AUGUSTA – The Riverview Psychiatric Center opened barely a year and a half ago, but a legislative committee is already taking a look at whether the state’s new mental hospital is too small.
The Legislature’s Government Oversight Committee is requesting information from Riverview officials and will decide next month whether to order a feasibility study on expanding the center.
Too many people are simply being turned away from the hospital, said Sen. Elizabeth Mitchell, chairwoman of the committee.
Statistics show the 92-bed hospital has turned away at least 40 percent of qualified patients each month since it opened.
Sixty-one percent of qualified patients were turned away in the first full month of operation, in July 2004.
“The focus [of the committee] is on what’s happening to the people who are not getting a bed in Riverview,” said Mitchell, D-Vassalboro. “No one seems to have a handle on that.”
Riverview opened in June 2004 to replace the Augusta Mental Health Institute. But even as the $31 million hospital was being built, some were questioning whether it had enough beds to meet the need for psychiatric care.
In November, a committee of health professionals concluded Riverview was too small. Although some in the group disagreed, a majority felt the state should expand the facility.
The hospital is designed so it can easily be expanded. But not everyone thinks it should be.
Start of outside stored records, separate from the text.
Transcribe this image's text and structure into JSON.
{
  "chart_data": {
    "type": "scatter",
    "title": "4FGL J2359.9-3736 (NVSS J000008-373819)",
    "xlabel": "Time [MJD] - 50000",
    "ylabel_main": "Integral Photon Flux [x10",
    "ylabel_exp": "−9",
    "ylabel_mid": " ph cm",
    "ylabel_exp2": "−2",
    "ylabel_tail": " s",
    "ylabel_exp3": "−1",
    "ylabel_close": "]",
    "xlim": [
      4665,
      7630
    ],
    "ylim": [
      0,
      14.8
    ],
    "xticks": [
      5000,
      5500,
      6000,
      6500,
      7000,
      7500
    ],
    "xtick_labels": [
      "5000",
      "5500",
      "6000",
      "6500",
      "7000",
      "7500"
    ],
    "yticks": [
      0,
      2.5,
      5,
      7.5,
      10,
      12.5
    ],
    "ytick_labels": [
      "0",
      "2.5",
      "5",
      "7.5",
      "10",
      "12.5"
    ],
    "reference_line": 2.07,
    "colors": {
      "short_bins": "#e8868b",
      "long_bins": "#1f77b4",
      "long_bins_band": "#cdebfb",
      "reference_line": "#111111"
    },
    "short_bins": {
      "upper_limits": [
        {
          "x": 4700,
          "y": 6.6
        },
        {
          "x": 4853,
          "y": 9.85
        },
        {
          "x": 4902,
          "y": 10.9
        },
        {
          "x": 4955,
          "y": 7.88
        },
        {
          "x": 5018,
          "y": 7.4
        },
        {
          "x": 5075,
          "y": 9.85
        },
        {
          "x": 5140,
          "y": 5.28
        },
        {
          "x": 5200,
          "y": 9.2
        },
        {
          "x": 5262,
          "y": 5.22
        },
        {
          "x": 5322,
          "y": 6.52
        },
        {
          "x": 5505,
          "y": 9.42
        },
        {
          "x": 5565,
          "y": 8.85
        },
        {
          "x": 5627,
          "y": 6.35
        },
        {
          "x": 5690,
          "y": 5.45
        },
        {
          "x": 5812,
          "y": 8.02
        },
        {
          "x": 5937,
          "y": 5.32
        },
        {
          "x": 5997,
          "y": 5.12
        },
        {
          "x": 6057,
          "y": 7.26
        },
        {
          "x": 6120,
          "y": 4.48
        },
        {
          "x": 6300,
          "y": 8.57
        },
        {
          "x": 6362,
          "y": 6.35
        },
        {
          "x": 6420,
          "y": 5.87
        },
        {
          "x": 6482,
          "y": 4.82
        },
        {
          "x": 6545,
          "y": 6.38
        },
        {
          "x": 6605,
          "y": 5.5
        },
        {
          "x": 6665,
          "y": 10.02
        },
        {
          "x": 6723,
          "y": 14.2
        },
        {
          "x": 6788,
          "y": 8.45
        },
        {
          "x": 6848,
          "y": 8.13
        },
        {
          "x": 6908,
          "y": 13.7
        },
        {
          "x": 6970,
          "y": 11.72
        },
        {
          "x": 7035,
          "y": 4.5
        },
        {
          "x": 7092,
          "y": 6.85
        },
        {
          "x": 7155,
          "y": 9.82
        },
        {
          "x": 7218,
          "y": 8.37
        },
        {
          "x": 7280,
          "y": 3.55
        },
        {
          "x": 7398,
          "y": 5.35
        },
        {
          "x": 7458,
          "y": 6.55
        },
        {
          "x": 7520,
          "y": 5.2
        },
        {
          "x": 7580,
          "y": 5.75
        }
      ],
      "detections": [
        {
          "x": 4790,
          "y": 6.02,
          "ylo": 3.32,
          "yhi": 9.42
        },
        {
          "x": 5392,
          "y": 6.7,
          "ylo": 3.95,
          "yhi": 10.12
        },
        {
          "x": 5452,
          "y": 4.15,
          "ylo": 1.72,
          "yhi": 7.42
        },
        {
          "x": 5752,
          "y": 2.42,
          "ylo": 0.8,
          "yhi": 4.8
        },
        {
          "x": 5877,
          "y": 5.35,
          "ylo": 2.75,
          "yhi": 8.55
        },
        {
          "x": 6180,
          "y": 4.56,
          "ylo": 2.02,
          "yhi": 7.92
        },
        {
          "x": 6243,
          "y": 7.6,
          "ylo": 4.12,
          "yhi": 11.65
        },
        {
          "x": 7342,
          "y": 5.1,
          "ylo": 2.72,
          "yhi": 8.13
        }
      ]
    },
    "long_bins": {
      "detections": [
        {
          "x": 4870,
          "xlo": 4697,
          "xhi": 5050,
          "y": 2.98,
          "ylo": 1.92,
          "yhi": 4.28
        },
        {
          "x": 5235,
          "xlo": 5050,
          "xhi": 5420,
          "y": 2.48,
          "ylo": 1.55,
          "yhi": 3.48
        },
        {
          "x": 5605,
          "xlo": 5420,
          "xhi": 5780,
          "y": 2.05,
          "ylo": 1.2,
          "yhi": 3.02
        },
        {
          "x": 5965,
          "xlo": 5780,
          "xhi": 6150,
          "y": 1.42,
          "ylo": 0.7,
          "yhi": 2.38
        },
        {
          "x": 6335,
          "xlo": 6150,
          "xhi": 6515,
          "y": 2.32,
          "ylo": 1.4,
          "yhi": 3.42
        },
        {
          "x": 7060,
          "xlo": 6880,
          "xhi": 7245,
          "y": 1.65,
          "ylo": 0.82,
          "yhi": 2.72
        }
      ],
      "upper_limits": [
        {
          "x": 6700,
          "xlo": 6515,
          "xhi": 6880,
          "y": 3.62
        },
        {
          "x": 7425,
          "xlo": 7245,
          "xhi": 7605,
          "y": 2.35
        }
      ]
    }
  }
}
Maine doesn’t need more hospital beds, and instead would be better off investing in improved community mental health services, said Brenda Harvey, deputy commissioner of the Department of Health and Human Services.
Harvey said improved community services would allow patients to leave hospital care sooner and to get treatment closer to their homes. Better crisis response services could help keep people with mental illnesses out of the state hospital entirely, she says.